Dixon would have a quiet word with the doctor who had certified Fowler’s cause of death, when this was all over. Or maybe it would be better coming from the coroner? Either way, someone needed to give his backside a bloody good kicking.
Never even touched Fowler’s body. ‘Nothing obvious. I’ll put “old age”,’ with a dismissive shrug. Signed the certificate, left it on the bedside table and was in and out in under five minutes, according to the duty manager at the care home.
The duty doctor who’d gone to see Deirdre Baxter hadn’t been much better, although he had waited for uniformed officers to arrive.
Dixon lobbed Monty’s tennis ball along the sand, watching it roll down towards the water that was gradually filling up the muddy channel, the dog showing no interest in it whatsoever. Maybe this tennis ball launcher Jane had bought wasn’t such a waste of time after all? At least he could pick up the ball without touching it. Always useful when you’re eating your lunch at the same time, he thought, tucking the plastic thrower under his arm, the tennis ball safely in the cup, dripping mud and slime as he walked.
Jane was being a pain about her maternity leave.
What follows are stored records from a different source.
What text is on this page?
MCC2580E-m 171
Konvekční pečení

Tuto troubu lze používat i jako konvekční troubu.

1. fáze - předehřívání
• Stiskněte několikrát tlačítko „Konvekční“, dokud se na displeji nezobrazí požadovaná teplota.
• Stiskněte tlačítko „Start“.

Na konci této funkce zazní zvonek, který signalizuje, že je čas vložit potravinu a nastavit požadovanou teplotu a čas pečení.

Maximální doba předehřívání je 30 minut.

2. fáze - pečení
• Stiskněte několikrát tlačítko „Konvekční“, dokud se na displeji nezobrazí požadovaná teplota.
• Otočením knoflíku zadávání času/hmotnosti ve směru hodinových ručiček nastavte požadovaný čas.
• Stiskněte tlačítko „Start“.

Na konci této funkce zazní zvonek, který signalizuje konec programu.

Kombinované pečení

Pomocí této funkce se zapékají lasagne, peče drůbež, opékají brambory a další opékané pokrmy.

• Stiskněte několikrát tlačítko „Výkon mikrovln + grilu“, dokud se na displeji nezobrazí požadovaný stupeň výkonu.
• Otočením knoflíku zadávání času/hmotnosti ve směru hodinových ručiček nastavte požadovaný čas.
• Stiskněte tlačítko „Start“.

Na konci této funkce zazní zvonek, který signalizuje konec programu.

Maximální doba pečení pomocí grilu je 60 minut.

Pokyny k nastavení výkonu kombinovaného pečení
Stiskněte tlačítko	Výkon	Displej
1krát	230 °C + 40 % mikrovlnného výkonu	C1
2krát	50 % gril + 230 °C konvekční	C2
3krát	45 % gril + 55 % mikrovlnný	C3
If she left it any longer she wouldn’t get her full entitlement. There had been no argument this time when Dixon had told her she was running the incident room, so that was progress, perhaps, although Deborah Potter had just raised her eyebrows when Dixon discreetly enquired how Jane’s last pregnancy risk assessment had gone.
He was getting quite good at interpreting what Jane meant when she said something, though, which was making life a little easier.
‘We’ll take it a day at a time,’ actually meant: If you think I’m going on maternity leave while there’s a serial killer out there targeting old people in their own homes, then you can piss off.
Life would be so much easier if people said what they really meant; there’d be nothing to interpret.
Or misinterpret.
He turned for the steps and started to run, Monty running alongside him, thinking it was a game.
Chapter Fifteen
Five missed calls and several text messages. One from Louise – where are you – in the middle of several from Jane asking much the same thing, but with the odd expletive thrown in for good measure.
Dixon was standing on the doorstep of Lucerne House, waiting for someone to come and let him in, Monty standing on the driver’s seat of the Land Rover, his front paws up on the steering wheel, getting sand everywhere. Dixon had rung the doorbell twice and was tapping out a reply to Jane. It was either that or ring the bell again.
There are two bags of recycling on the bed in the spare room at Michael Allam’s flat in Sidmouth. They need to be at Express Park when I get back pls Nx
Get back from where?
Shepton Mallet
Jane was typing another message, he could tell that from the speech bubble, something along the lines of what the bloody hell are you doing in Shepton Mallet, probably, but the duty manager was opening the front door now, so Dixon dropped his phone into his inside jacket pocket.
‘I need to see George Sampson again, please.’
‘Er, yes, that’s fine,’ replied Tammy, quizzically. ‘He’s in his room, if you wouldn’t mind signing in. You pinched the visitors’ book, though, so you’ll have to make do with that.’
Dixon had asked for the leather-bound visitors’ book the day before, and it had been replaced by sheets of paper on a clipboard. ‘Sorry about that,’ he said. ‘I’m guessing the dining room’s empty at this time of day?’
‘They’ll all be back in their rooms by now.’
‘Then if I could have him seated at a table for four, that would be ideal. And I’ll need you and one other person as well.’
Tammy hesitated, turning away then back before thinking better of asking the obvious question. ‘It’s through there,’ she said, pointing to an open door at the bottom of the stairs. ‘I’ll go and get him. And one other person?’
‘Yes, please.’
It had the look of a school dining room, tables and chairs evenly spaced out, a tray of salt and pepper pots on a sideboard; a pile of board games on the large windowsill overlooking the front garden. Something with pastry and gravy had been lunch, judging by the splodges on the table, and the crumbs. It didn’t smell half bad, either.
A woman wearing an apron was spraying, wiping down and laying the tables, ready for the evening meal.